I have a function $f(x)$ defined as follows:
$$ f(x)=\frac{1-g(x)}{1-xg(x)}. $$
Because $f$ contains the function $g(x)$, I guess you could say $f$ is a function of $g(x)$ and $x$.
Given this, a mathematician says
$$ \frac{\partial}{\partial x}f=\frac{\partial f}{\partial g}\frac{\partial g}{\partial x} + \frac{\partial f}{\partial x}. $$
I'm not following his reasoning. For one, I would have thought that $\frac{\partial}{\partial x}f=\frac{\partial f}{\partial x}$. So I'm not sure how that other term is fitting in here.
Can anyone explain this?
Assume that your $f$ depends as $$f=f(x,g)=\dfrac{1-g}{1-xg}.$$
Now, by use of chain's rule of vector analysis, we compute : $$\dfrac{df}{dt} = \dfrac{\partial f}{\partial x}\dfrac{dx}{dt}+\dfrac{\partial f}{\partial g}\dfrac{dg}{dt},$$ and this is for any parameter $t$. But if we take $t=x$ we get $$\dfrac{df}{dx} = \dfrac{\partial f}{\partial x}+\dfrac{\partial f}{\partial g}\dfrac{dg}{dx},\qquad (*)$$
Now, the partial derivatives of $f$ are $$\dfrac{\partial f}{\partial x}=\dfrac{-(1-g)(-g)}{(1-xg)^2}=\dfrac{(1-g)g}{(1-xg)^2}$$ and $$\dfrac{\partial f}{\partial g} =\dfrac{-(1-xg)-(1-g)(-x)}{(1-xg)^2} =\dfrac{x-1}{(1-xg)^2},$$ then, by subbing them into $(*)$, we receive: $$\dfrac{df}{dx} = \dfrac{(1-g)g}{(1-xg)^2} + \dfrac{x-1}{(1-xg)^2} \dfrac{dg}{dx}.\qquad (1) $$
Also there is an alternative anyone can do.

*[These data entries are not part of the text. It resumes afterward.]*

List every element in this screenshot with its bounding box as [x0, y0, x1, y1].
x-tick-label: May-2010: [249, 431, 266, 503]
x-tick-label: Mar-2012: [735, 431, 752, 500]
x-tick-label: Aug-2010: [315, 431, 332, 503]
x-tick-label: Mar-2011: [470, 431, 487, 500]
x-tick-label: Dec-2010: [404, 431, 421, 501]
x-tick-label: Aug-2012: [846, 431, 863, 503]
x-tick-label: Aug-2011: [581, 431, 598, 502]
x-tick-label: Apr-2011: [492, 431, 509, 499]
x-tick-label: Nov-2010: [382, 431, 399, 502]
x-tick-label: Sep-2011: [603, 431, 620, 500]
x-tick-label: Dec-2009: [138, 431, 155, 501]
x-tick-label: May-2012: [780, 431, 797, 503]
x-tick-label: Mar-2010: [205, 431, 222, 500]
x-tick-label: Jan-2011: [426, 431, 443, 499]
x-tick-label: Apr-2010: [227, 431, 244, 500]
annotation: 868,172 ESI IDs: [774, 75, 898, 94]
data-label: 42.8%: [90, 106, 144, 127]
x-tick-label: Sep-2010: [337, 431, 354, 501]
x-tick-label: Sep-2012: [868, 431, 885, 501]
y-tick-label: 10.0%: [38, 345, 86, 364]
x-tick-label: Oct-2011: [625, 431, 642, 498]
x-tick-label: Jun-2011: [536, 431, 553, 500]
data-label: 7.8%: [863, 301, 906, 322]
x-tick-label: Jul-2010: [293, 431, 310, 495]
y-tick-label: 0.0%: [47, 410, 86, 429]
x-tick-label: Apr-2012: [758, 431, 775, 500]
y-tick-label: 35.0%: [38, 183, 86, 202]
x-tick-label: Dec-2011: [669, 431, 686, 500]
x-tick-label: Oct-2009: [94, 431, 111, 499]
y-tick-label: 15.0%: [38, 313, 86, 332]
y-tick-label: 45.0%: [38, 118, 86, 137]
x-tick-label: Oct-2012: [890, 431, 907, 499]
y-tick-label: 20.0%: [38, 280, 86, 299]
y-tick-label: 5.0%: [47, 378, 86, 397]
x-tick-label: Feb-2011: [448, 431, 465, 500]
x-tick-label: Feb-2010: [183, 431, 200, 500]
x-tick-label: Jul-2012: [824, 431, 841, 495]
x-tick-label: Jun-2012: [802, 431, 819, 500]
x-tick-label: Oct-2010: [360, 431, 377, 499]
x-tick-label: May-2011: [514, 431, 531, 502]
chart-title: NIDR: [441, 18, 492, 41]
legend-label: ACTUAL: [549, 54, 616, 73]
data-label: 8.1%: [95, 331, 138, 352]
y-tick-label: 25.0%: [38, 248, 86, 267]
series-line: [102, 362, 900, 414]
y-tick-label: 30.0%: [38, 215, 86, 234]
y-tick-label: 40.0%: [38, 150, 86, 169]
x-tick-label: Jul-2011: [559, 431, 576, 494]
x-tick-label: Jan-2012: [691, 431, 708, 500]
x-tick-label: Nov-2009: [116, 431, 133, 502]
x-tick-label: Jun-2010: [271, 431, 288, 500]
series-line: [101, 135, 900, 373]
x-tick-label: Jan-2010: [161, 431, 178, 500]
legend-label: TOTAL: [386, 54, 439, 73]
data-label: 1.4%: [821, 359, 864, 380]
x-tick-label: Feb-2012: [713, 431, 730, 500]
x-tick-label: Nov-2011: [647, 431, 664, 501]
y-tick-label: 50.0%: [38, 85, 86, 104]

If $f(x)=\dfrac{1-g(x)}{1-xg(x)}$ then $$f'(x)=\dfrac{d}{dx}\left(\dfrac{1-g(x)}{1-xg(x)}\right),$$ which can be developed employing elementary derivative's properties.
The result would be $$\dfrac{df}{dx}=\dfrac{(1-g)g+(x-1)g'}{(1-xg)^2}.\qquad (2)$$
Both $(1)$ and $(2)$ coincide.